另一名校尉红着眼吼道,“牛将军救过我的命!这仇不报,老子誓不为人!”

一时间,原本整肃的军阵瞬间炸开了锅。

无数将校拔刀出鞘,杀气如云层般压顶而来。

他们不全是冲动,更多的是一种兔死狐悲的狂怒。

今日死的是牛尾儿,明日会不会就是他们?

若不能将那危仔倡碎尸万段,这口气谁咽得下去?!

“等等!”

刘靖厉喝一声,声音不大,却带着千钧的威压。

“谁敢动!”

柴根儿勒住缰绳,战马人立而起,前蹄在空中乱蹬。

他回过头,那张脸上全是扭曲的痛苦:“主公!牛尾儿死了!那是咱们的兄弟啊!他死得憋屈啊!”
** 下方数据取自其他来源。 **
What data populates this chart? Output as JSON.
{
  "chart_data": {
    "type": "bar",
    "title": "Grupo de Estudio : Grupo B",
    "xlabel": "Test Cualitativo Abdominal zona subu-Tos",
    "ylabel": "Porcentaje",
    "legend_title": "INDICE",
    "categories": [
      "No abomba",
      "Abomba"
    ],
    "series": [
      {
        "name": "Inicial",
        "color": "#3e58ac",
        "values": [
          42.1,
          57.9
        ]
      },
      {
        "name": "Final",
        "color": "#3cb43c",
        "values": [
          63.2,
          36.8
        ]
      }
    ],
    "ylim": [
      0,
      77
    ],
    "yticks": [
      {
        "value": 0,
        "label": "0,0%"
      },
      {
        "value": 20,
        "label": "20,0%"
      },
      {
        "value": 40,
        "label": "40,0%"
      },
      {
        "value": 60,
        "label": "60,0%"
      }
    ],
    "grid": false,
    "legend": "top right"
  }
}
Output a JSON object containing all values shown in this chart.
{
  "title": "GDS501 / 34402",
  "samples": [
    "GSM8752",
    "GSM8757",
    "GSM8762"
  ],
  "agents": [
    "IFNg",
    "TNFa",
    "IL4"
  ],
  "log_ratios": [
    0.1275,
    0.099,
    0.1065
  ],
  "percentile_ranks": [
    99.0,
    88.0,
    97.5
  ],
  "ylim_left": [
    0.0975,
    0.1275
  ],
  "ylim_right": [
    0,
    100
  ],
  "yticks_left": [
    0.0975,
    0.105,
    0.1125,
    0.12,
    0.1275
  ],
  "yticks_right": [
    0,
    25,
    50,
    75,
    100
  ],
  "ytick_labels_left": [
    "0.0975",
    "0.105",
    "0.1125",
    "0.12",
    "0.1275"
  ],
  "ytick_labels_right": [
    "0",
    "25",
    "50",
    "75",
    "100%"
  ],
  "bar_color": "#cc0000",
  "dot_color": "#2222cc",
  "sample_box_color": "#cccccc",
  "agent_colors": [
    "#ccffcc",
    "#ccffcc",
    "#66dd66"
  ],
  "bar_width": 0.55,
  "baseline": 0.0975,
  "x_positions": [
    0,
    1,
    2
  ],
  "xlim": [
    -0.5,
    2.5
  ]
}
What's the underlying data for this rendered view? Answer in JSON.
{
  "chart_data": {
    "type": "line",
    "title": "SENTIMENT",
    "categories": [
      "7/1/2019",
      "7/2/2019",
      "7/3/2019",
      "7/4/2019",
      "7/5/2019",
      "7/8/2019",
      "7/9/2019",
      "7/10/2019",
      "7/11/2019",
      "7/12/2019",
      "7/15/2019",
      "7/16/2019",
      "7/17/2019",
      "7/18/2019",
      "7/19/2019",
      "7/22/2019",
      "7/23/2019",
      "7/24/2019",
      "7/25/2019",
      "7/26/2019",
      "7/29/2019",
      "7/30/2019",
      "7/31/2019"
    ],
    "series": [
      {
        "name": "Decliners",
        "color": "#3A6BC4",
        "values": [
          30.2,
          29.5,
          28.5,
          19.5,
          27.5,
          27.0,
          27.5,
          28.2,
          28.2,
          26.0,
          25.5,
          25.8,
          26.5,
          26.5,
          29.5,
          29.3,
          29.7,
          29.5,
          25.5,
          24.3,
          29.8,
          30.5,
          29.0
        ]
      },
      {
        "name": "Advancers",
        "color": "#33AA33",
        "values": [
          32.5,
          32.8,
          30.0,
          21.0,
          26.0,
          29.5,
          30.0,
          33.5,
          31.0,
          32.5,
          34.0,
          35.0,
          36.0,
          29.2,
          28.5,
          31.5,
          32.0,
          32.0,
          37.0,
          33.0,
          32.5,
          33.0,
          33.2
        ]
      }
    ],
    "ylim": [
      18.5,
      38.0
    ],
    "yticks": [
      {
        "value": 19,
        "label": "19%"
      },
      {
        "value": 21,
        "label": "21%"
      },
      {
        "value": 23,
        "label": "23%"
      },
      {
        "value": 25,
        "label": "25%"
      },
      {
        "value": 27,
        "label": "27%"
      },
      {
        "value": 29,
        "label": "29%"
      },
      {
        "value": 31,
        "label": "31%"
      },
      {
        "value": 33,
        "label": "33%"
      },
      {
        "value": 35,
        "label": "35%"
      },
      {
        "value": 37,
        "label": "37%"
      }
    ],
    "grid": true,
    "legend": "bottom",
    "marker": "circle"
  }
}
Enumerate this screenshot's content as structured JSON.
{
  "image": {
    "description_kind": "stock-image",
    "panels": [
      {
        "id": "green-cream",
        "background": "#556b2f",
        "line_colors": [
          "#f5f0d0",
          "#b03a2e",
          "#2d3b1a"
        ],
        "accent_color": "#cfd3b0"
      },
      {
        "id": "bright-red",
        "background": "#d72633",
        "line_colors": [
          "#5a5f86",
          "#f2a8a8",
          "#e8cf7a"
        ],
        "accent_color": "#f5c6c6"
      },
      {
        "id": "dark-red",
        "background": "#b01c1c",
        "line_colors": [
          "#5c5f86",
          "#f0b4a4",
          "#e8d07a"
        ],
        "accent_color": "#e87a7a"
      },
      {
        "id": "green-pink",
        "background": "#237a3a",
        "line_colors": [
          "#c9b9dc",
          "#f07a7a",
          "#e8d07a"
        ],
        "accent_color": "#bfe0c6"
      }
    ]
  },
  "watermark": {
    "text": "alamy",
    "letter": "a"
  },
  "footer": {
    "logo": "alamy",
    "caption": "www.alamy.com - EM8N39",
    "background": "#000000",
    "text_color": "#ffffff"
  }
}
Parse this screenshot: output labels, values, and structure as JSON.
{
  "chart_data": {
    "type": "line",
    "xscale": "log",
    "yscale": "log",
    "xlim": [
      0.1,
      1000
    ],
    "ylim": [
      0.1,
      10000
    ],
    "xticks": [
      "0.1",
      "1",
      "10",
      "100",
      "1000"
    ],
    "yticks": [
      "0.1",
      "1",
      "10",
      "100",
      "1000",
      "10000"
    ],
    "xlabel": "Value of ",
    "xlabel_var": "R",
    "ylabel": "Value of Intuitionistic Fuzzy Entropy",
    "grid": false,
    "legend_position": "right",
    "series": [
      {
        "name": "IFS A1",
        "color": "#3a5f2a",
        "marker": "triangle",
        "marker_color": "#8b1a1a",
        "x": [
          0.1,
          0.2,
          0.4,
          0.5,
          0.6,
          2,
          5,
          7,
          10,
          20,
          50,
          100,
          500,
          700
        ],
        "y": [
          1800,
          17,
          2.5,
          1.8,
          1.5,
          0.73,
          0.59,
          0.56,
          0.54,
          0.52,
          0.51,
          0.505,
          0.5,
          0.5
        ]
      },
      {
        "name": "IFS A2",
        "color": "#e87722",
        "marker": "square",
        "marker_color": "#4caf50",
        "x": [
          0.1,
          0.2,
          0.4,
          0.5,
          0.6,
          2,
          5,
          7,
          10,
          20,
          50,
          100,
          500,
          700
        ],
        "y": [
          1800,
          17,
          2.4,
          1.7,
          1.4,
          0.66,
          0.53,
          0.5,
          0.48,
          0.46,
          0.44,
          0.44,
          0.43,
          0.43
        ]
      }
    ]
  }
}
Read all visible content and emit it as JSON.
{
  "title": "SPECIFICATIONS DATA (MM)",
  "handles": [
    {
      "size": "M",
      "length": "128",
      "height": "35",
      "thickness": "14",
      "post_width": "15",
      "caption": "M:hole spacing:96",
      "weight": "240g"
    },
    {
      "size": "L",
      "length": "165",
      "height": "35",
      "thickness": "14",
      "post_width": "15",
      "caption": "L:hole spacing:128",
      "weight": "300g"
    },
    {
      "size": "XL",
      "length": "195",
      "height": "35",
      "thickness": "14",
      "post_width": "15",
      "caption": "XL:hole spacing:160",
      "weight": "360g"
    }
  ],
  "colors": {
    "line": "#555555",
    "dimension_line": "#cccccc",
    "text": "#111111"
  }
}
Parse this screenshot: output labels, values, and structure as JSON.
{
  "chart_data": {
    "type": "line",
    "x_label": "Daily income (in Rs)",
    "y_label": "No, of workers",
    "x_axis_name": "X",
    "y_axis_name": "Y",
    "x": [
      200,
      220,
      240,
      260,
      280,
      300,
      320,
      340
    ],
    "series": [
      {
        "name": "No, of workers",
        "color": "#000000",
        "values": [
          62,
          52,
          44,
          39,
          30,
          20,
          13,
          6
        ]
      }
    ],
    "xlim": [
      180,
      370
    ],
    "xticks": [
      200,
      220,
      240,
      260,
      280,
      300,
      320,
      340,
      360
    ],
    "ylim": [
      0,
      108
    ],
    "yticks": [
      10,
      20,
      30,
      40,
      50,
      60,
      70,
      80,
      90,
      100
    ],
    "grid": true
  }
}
“俺等不了!一刻也等不了!俺要去把危仔倡的心挖出来祭奠他!”

“末将立军令状!五千人,三天之内不破临川,俺把这颗脑袋割下来给您当球踢!”

“放肆!”

刘靖策马上前,手中的马鞭狠狠指着柴根儿的鼻子。

“你是土匪吗?!”

“你也是一军主将!带着五千弟兄去送死,这就是你要报的仇?!”

“危仔倡既然敢诈降,城里必然做好了万全的准备,就等着你往里钻!你现在红着眼冲过去,除了多送几千条人命,还能干什么?!”

柴根儿喘着粗气,胸膛像风箱一样剧烈起伏。

他死死盯着刘靖,握刀的手抖得像筛糠。

“那就这么看着?”

“那牛尾儿就白死了?”

“没白死。”

刘靖深吸一口气。

眼底那抹悲痛被他硬生生地压回了心底最深处,取而代之的是一种令人心悸的冷静。

那是上位者必须具备的残忍。

“这笔账,我会一笔一笔跟他算清楚。”

“但不是现在,不是让你带着弟兄们去填护城河。”

刘靖盯着柴根儿的眼睛,一字一顿道:“收起你的刀。这是军令。”

“再敢妄动,我就撸了你的职,让你去伙房喂马!”

柴根儿的嘴唇哆嗦着,牙齿咬得咯咯作响。

他看着刘靖那张冷硬如铁的脸,终究还是没敢再往前走一步。

那股子冲上天灵盖的血气,被“军令”二字硬生生地压了回去。

“末将……遵命。”

柴根儿从牙缝里挤出这几个字,狠狠地把刀插回鞘中。

“哐当”一声,刀鞘都在震颤。

他别过头去,抬起粗糙的大手,狠狠抹了一把脸上的泪水。

“全军听令!”

刘靖并没有给众将太多悲伤的时间,大手一挥。

“加速行军!目标临川!”

……

五日后。

临川郡城外。

原本繁华的郡城,此刻城门紧闭,吊桥高悬。

城头上旌旗猎猎,隐约可见寒光闪烁。

城外的歙州军大营里,气氛压抑得让人窒息,连战马都不敢嘶鸣。

牛尾儿的副将跪在帅帐前,额头死死贴着泥地。

“起来。”

刘靖站在他面前,面无表情,但负在身后的双手却紧紧攥拳。

“把当时的情况,再说一遍。”

副将抬起头,满脸泪痕,咬牙切齿地复述了整件事情的经过。

说到最后,他猛地磕了一个响头,鲜血直流。

“主公!那危仔倡丧心病狂!”

“他……他把牛将军的头割下来了!”

“就挂在南门的城楼上!说是……说是要让咱们看看下场!”

嗡——

站在刘靖身后的众将,瞬间炸了。

“畜生!”

“不可饶恕!”

杀人不过头点地。

辱尸,这是死仇,是不死不休的死仇。

“走。”

刘靖只说了一个字。

他翻身上马,没有带大军,只带着柴根儿等将领,策马冲向南门。

八百步。

在这个距离,能清晰地看到城楼上的景象。

天空依旧阴沉,厚重的铅云低低地压在城头,偶尔漏下几缕惨白的阳光,照得人心里发寒。

城楼最高的旗杆上,挂着一颗黑乎乎的东西。

那不是旗帜。

那是一颗人头。

经过几日雨水的浸泡,那颗头颅已经肿胀变形,皮肤呈现出一种令人作呕的惨白色,发髻散乱,湿漉漉地贴在脸上,还在往下滴着浑浊的水珠。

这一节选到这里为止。